The PIT also lets NFD detect and prevent looping Interests. Each Interest in NDN carries a randomly generated nonce, which is stored in the PIT entry along with the Interest name. When NFD receives an Interest, it first looks up the PIT for an entry matching the Interest. If such an entry is found including a matching nonce, then the incoming Interest is dropped.

Longer Loops

While the PIT prevents some types of looping Interests, it fails to detect longer loops, since an Interest may be satisfied by a Data packet before it loops back to the same forwarder. To detect such looping Interests, NFD uses a separate table called the Dead Nonce List, which stores nonces of recently satisfied Interests.

Content Store

The Content Store is a cache of Data packets, which is used by NFD to satisfy Interests. When NFD receives an Interest, it first looks up the Content Store for a matching Data packet before looking up the FIB and Strategy Tables. If a matching Data packet is found, it is directly used to satisfy the Interest, and the Interest is not forwarded further.

The Content Store is a key component of NDN, since it enables Data caching at the network layer. As a result, NDN supports both synchronous and asynchronous multicast of Data packets.

Data Freshness

NDN Data packets carry a FreshnessPeriod, which specifies the time in milliseconds for which the data is fresh. A Data packet cached earlier than its freshness period is considered "non-fresh", and cannot be used to satisfy Interests with the MustBeFresh selector.

  1. Yi, C. et al. 2013. A case for stateful forwarding plane.
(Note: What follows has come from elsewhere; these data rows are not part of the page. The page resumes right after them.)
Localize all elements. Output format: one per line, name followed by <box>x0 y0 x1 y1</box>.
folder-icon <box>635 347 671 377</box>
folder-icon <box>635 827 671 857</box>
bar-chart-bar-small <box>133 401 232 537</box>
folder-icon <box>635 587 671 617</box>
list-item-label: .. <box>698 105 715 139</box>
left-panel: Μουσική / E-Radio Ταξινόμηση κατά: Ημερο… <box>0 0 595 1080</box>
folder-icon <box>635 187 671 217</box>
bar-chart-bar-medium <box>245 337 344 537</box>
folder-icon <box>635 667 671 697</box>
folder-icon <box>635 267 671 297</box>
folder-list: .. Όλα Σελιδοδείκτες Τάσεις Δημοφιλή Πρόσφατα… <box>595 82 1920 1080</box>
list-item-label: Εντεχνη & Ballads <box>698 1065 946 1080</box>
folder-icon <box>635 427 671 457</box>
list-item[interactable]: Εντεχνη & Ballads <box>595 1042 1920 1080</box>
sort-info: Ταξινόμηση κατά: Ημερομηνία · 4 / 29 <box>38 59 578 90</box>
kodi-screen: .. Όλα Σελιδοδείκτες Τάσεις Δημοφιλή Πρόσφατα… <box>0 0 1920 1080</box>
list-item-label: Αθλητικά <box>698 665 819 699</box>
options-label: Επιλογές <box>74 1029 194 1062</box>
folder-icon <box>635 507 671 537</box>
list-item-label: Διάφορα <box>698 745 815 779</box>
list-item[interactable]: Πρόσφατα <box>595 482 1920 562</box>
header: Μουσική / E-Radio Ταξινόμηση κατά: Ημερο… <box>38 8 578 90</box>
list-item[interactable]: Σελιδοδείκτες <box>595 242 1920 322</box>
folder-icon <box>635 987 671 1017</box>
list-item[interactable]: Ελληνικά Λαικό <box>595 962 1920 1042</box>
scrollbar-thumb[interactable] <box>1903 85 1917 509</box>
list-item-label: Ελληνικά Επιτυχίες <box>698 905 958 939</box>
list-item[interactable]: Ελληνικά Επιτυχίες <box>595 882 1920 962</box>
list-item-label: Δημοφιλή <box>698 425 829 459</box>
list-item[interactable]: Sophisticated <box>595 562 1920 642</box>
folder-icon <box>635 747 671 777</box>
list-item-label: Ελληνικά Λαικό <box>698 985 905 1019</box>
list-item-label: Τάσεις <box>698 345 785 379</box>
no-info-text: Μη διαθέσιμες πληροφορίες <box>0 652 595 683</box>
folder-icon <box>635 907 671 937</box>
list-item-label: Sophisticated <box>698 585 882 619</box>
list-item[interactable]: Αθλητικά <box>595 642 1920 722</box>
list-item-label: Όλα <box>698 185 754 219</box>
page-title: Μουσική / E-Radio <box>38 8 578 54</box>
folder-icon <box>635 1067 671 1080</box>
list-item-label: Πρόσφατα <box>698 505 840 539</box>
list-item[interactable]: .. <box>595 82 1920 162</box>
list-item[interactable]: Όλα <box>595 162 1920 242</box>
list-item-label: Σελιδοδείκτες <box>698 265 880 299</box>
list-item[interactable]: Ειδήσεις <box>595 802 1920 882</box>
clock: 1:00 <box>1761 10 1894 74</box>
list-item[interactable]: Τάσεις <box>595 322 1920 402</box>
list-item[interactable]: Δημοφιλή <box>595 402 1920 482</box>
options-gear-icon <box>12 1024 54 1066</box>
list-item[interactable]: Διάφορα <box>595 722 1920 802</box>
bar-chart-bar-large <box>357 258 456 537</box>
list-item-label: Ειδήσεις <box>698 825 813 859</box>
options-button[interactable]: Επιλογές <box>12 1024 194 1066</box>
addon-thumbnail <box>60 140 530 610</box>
Computer Communications. 36, 7 (2013), 779–791. DOI:https://doi.org/https://doi.org/10.1016/j.comcom.2013.01.005

  2. Song, S. and Zhang, L. 2022. Effective NDN congestion control based on queue size feedback. Proceedings of the 9th ACM conference on information-centric networking (New York, NY, USA, 2022), 11–21. 

  3. Gasti, P. et al. 2013. DoS and DDoS in named data networking. 2013 22nd international conference on computer communication and networks (ICCCN) (2013), 1–7. 

  4. Lehman, V. et al. 2016. An experimental investigation of hyperbolic routing with a smart forwarding plane in NDN. 2016 IEEE/ACM 24th international symposium on quality of service (IWQoS) (2016), 1–10.